How Does Global Climate Warming Look Locally?

Regional estimates of the transient climate response to cumulative CO2 emissions (Abstract, Martin Leduc, H. Damon Matthews & Ramón de Elía, Nature Climate Change, Jan.4, 016)

Also discussed here: Impact of human activity on local climate mapped (Science Daily, Jan. 20, 2016)

Today we review research that examines the projected climate warming using 12 model runs from cumulative carbon emissions from pre-industrial levels to four times those emissions on different regions of the world. Not unexpectedly, temperatures increase the most in polar regions (more than 5 deg C per trillion tons of emissions) than in low latitude areas and more over land (1.3 deg C) than over oceans (less than 1 deg C). The influence of ice albedo and ocean circulation caused warming that was linear than in land areas far from ice. This approach offers much in the assessment of future climate impacts on a regional or locals scale.



local climate chnage  

Key Quotes:

"a map that shows how the climate changes in response to cumulative carbon emissions around the world. They found that temperature increases in most parts of the world respond linearly to cumulative emissions…the results of simulations in which CO2 emissions caused the concentration of CO2 in the atmosphere to increase by 1 per cent each year until it reached four times the levels recorded prior to the Industrial Revolution. “

"Globally, the researchers saw an average temperature increase of 1.7 ±0.4°C per trillion tonnes of carbon in CO2 emissions”

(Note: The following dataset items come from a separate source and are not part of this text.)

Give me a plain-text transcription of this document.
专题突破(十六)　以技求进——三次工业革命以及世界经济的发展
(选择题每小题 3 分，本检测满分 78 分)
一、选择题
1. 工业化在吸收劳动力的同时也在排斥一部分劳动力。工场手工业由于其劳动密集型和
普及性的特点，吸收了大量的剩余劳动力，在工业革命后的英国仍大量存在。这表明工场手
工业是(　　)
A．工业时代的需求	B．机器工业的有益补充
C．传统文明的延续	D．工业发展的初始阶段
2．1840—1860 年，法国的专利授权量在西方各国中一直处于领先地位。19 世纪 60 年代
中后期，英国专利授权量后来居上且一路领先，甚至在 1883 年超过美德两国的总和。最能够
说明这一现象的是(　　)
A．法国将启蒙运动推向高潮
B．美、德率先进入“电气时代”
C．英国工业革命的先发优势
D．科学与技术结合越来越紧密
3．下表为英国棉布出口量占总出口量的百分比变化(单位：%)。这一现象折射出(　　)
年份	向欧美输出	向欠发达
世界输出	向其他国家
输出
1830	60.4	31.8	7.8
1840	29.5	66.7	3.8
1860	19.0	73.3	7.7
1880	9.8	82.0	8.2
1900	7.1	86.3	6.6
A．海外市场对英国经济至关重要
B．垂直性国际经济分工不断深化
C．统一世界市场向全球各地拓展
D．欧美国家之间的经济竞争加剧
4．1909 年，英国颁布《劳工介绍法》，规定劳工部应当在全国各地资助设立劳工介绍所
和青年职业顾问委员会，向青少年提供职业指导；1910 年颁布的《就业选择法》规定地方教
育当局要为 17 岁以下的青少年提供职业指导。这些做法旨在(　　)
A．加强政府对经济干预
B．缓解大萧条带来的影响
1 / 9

"As these numbers show, equatorial regions warm the slowest, while the Arctic warms the fastest. Of course, this is what we've already seen happen -- rapid changes in the Arctic are outpacing the rest of the planet,"

"This provides a simple and powerful link between total global emissions of carbon dioxide and local climate warming. This approach can be used to show how much human emissions are to blame for local changes."

"To date, humans have emitted almost 600 billion tonnes of carbon. This means that land areas on average have already warmed by 1.3°C because of these emissions. At current emission rates, we will have emitted enough CO¬2 to warm land areas by 2°C within 3 decades."

 “high-latitude ocean regions deviate more strongly from linearity as compared to land and lower-latitude oceans. This suggests that ice-albedo and ocean circulation feedbacks are important contributors to the overall negative deviation from linearity of the global temperature response to high levels of cumulative emissions.”